Here's the crux of it, I believe: Exercise allows me to beat myself up less if I do slip and eat something, er, questionable. Okay, not questionable--bad. Fat laden. Void of nutrition. I was so hungry before my workout on Monday that I ate a mini Snickers bar just to provide myself with a little fuel. It was the only food I could find in the office. I knew it wasn't much, and that I would burn it off within the next hour, but still, when I took that first bite I almost spit it out. I chewed. Guilt rose in me. My stomach grumbled. I had to work out now. Two bites and it was gone. And I was running to the gym.

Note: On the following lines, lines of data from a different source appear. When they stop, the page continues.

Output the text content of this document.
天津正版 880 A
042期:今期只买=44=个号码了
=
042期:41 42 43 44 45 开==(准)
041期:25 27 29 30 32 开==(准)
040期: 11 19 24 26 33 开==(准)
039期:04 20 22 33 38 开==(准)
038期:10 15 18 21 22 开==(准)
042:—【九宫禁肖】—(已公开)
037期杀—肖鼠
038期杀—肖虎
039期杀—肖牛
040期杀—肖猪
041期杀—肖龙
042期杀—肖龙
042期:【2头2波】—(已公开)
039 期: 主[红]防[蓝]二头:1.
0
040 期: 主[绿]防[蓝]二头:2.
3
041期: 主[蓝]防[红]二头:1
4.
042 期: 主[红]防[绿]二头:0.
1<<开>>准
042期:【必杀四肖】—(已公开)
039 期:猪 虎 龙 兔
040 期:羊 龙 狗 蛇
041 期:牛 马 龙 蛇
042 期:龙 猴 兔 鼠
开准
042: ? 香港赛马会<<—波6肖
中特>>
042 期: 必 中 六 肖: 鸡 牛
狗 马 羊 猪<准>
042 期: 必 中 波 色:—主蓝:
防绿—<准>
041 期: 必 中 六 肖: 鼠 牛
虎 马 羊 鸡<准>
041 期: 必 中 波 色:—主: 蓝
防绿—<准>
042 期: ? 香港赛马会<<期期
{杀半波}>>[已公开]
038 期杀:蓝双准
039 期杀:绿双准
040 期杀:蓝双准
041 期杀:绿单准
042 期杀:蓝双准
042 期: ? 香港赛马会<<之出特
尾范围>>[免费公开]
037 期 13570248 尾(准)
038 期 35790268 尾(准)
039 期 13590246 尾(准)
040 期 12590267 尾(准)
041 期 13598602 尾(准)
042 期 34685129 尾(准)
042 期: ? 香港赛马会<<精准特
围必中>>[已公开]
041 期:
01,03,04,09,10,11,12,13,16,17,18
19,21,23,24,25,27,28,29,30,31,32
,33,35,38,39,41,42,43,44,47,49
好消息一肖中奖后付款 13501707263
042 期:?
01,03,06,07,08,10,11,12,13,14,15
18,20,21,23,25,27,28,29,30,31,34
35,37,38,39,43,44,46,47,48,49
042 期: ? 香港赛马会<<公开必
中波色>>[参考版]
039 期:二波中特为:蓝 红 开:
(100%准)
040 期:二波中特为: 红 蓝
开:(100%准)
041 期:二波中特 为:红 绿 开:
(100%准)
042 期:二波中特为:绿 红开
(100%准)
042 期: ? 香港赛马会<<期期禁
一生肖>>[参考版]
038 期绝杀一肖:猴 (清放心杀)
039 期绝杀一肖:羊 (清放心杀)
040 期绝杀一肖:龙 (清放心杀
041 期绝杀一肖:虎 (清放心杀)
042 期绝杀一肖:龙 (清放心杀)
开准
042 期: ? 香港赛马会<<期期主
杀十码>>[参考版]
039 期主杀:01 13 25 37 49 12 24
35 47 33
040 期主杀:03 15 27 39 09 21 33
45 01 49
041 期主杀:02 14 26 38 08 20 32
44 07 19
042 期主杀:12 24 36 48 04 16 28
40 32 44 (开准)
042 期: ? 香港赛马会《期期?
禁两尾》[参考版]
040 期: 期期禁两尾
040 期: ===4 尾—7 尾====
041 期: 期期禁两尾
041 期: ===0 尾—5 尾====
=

So I'm still in search of the elusive B word. I'm working on making consistently better choices food wise so that I don't feel the need to burn at least 700 calories per workout. The voice of my body is becoming more familiar to me instead of some foreign tongue that I can't understand and, consequently, ignore. But it's still barely a whisper, and it still has to rise above the incessant bellowing that is my inner critic, my enemy, my oldest friend. Some friendships aren't worth cultivating, though. I think it's time me and ol' bellow had a little chat about what constitutes a friend.

2 Comments:

At 11:46 AM MST, Blogger Maddy Avena said...

Hey charmy,
I've been meaning to give you a big WOOOOOOOOOOOOOOOOHOOOOOOOOOOOOOOOOOOOO for your being down another 2 from your weigh in this week...so I'll do it here:
WOOOOOOOOOOOOOOOOOOOOOOHOOOOOOOOOOOOOOOOOOOOOOOOOOOO!!!!!!!

My body voice has gotten a LOT louder and clearer the more I honor it and my body. It's also changed from the voice of the fat body to the voice of the muscle body.....who knew that one of my inner Archetypes was a Labrador Retriever???? (specifically, a black one)

How's about you and me sending our critics on a long vacation to Kauaii....everyone I know who goes there gets so blissed out that they just perpetually smile for *weeks* afterwards.....imagine that: our critics blissfully smiling and saying not a word.
Well, a grrl can wish.
:-)

 
At 2:44 PM MST, Blogger forward hope said...

oooo I love that idea, Maddy. But of course, I would want to go to Hawaii too because I've never been!

I LOVE that one of your inner archetypes is a lab. I can't think of a better way to illustrate loyalty and determination and unconditional love. But I'm biased, too.

thanks for the woohoo. it means so very much, really.